Ganz und gar nicht. Ich setze darauf, dass "Die Partei" die Europäische Union rettet.
Mit Spaß und Spesen
Niemand ist für diese Herkulesaufgabe besser geeignet als Sonneborn. Immerhin hat er für die Rettung der Welt schon einen Grimme-Preis eingeheimst. Nun also die EU. "Auch wenn die Aufgabe unmöglich zu bewältigen scheint, wir haben nach der Rettung der Welt einfach neue, größere Herausforderungen gesucht", schreibt Sonneborn der WirtschaftsWoche auf Anfrage. Er hat einen ausgeklügelten Plan. "EU-Rettung mit Spaß und Spesen" nennt Sonneborn das Vorhaben.
Was das bedeutet, ist klar: "Wir melken die EU fast wie einer dieser kleinen südeuropäischen Staaten!" 60 Kandidaten hat die "Die Partei" – mit vollem Namen "Partei für Arbeit, Rechtsstaat, Tierschutz, Elitenförderung und basisdemokratische Initiative" – auf ihre Liste gesetzt. Mit einem einzigen Parlamentssitz wären die Satiriker allerdings schon zufrieden: Sie planen eine Sitzrotation, bei der jeder Abgeordnete nach einem Monat zurücktritt und Platz macht für den nächsten auf der Liste.
"Jeden Monat kann sich also jemand anders Brüssel aus der Nähe ansehen", sagt Sonneborn, "außerdem kommen so 60 Parteimitglieder in den Genuss der rund 30.000 Euro, die man in Brüssel ausgeben muss." Für Bürokosten etwa und Mitarbeiter. Und auch die Übergangsgelder für ausgeschiedene Abgeordnete sollen in die Höhe schnellen.
Die Ein-Prozent-Hürde
Um den Plan in die Realität umsetzen zu können, ist am Sonntag etwa ein Prozent der Stimmen nötig. So viel braucht es für einen Sitz im Europaparlament, nachdem das Bundesverfassungsgericht im Februar die Drei-Prozent-Hürde gekippt hat. Meine Stimme bekommt die Partei.

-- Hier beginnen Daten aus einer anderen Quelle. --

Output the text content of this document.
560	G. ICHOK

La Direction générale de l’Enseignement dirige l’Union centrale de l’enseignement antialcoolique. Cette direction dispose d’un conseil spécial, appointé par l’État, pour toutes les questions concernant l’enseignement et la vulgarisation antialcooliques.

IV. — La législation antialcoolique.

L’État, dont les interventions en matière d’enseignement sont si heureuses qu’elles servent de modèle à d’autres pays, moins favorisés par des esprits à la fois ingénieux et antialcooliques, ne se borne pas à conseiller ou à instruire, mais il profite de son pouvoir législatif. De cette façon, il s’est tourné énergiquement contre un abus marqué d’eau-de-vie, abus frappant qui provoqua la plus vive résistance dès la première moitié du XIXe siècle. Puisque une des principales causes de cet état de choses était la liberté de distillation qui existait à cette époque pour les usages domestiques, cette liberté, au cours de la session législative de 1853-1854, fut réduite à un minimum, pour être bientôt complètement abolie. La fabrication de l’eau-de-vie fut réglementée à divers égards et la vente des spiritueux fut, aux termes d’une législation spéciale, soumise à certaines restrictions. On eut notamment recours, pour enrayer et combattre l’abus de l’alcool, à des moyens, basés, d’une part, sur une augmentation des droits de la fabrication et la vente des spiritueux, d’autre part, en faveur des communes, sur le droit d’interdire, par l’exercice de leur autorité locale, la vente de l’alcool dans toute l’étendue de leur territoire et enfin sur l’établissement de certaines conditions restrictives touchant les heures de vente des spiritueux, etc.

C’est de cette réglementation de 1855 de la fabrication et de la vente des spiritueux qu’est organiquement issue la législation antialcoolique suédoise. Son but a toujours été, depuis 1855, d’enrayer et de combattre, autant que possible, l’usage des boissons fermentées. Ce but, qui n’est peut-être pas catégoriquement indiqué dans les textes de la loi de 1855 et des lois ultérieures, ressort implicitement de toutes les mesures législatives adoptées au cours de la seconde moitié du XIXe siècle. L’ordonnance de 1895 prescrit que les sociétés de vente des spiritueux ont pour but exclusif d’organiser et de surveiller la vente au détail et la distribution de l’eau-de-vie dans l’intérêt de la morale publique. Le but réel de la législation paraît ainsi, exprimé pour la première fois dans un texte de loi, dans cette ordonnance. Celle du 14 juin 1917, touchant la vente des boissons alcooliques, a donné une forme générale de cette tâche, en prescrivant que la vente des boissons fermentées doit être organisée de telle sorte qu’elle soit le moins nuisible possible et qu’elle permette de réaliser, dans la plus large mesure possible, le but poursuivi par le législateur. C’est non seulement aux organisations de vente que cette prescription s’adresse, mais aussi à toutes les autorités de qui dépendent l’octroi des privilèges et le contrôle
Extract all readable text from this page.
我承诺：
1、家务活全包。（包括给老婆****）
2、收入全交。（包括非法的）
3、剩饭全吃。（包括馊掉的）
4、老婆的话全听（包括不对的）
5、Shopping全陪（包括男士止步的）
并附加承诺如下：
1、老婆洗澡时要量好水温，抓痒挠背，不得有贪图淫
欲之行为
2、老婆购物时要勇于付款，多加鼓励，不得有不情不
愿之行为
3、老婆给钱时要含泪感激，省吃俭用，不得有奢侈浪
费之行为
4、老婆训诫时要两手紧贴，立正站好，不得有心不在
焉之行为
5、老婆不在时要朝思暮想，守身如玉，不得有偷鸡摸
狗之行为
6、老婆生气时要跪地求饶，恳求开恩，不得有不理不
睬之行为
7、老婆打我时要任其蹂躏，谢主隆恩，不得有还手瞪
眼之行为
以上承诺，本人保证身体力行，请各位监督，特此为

Nicht aus Protest. Auch nicht aus Politik- oder Europaverdrossenheit. Okay, die EU zu retten ist vielleicht ein bisschen zu viel verlangt. Doch ich glaube, dass die Partei, die mit einem Sitz im Europaparlament vertreten ist, das Beste ist, was Europa passieren kann.